The Independence Seaport Museum announced Thursday that it had received four gifts totaling $13.9 million, more than doubling its endowment and marking one of the largest gift totals ever made to the Penn's Landing institution, founded in 1960.
John Brady, head of the museum for four years, called the contributions "an endorsement" of the museum's direction, which he characterized as akin to "a transformation."
The gifts announced were $4.5 million from newly elected board chair Peter McCausland; $4.4 million from longtime museum supporter Peter R. Kellogg; $3 million from H.F. "Gerry" Lenfest, owner of Philadelphia Media Network and publisher of The Inquirer; and $2 million from an anonymous contributor.
The endowment now totals around $23.5 million. In a statement, McCausland said the museum's board "recognized that to be a top-tier institution, we needed to do more to establish long-term financial stability."
Brady said in an interview that the museum's strengthened emphasis on history and its developing focus on the sciences, including biology and environmental science, were ultimately responsible for heightened philanthropic interest.
"This is an endorsement of those plans [for the museum's direction] and a positive signal the philanthropic community is backing that plan," he said.
The museum, with a $3.6 million operating budget, has been running deficits ranging above $1 million. But Brady said progress has been made on narrowing and finally eliminating the gap; the expectation is that that will happen by the end of 2015.
The sharpened programming focus is designed to do that.
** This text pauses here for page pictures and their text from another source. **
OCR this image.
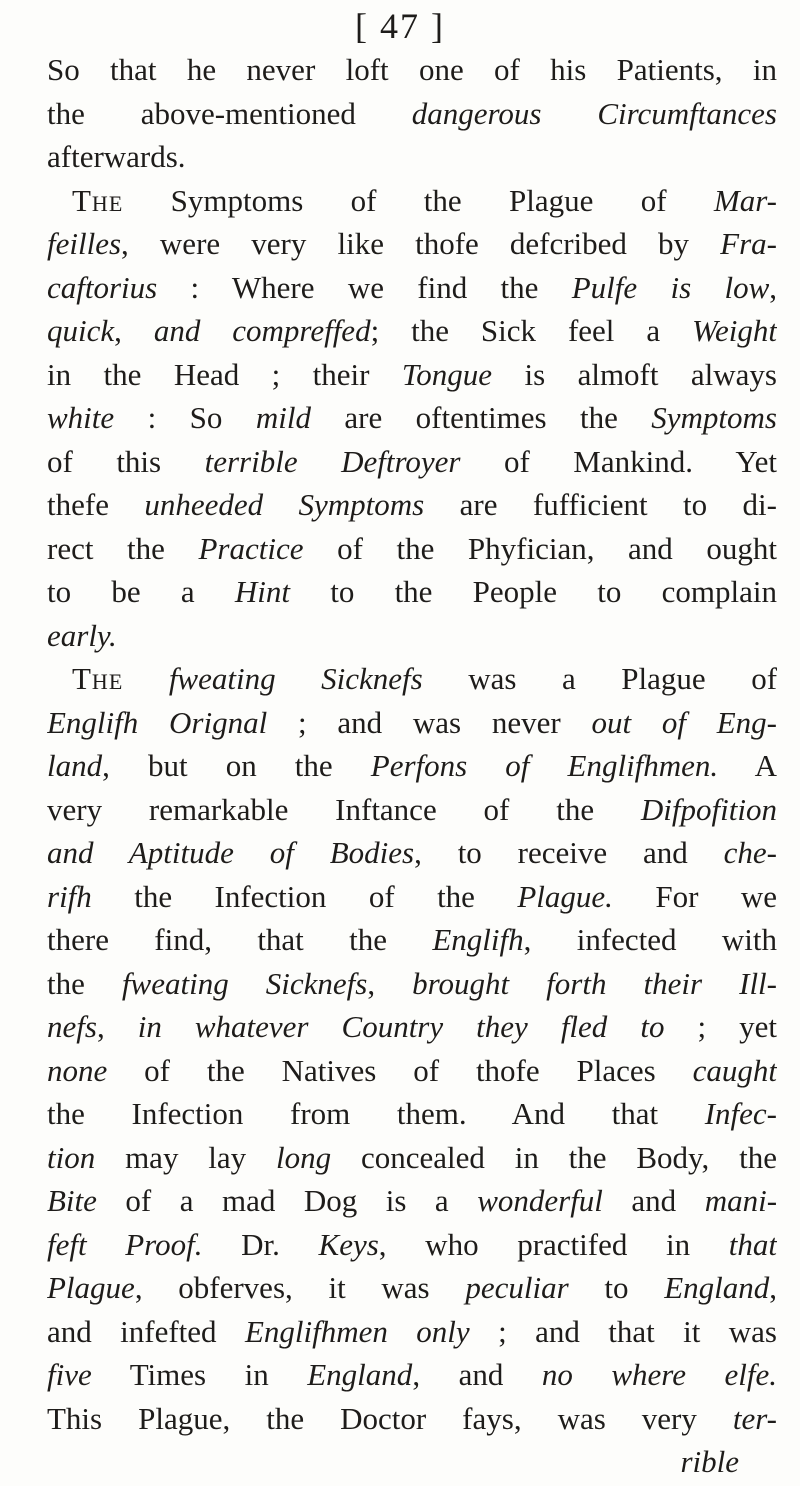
[ 47 ]
So that he never loft one of his Patients, in
the above-mentioned dangerous Circumftances
afterwards.
The Symptoms of the Plague of Mar-
feilles, were very like thofe defcribed by Fra-
caftorius : Where we find the Pulfe is low,
quick, and compreffed; the Sick feel a Weight
in the Head ; their Tongue is almoft always
white : So mild are oftentimes the Symptoms
of this terrible Deftroyer of Mankind. Yet
thefe unheeded Symptoms are fufficient to di-
rect the Practice of the Phyfician, and ought
to be a Hint to the People to complain
early.
The fweating Sicknefs was a Plague of
Englifh Orignal ; and was never out of Eng-
land, but on the Perfons of Englifhmen. A
very remarkable Inftance of the Difpofition
and Aptitude of Bodies, to receive and che-
rifh the Infection of the Plague. For we
there find, that the Englifh, infected with
the fweating Sicknefs, brought forth their Ill-
nefs, in whatever Country they fled to ; yet
none of the Natives of thofe Places caught
the Infection from them. And that Infec-
tion may lay long concealed in the Body, the
Bite of a mad Dog is a wonderful and mani-
feft Proof. Dr. Keys, who practifed in that
Plague, obferves, it was peculiar to England,
and infefted Englifhmen only ; and that it was
five Times in England, and no where elfe.
This Plague, the Doctor fays, was very ter-
rible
For one thing, the museum wants to tap into the regional history audience, currently centered on Independence National Historical Park.
"We think we can do that and that we can do it by telling the story of the founding of the U.S. Navy right here," he said.
The museum is constructing, as an ongoing exhibition, a life-size replica of a colonial-era ship, the Diligence, Brady noted.
Perhaps most important, he said, is that the gifts will demonstrate the museum's vitality to other philanthropists. "It makes the institution's long-term viability much better," he said.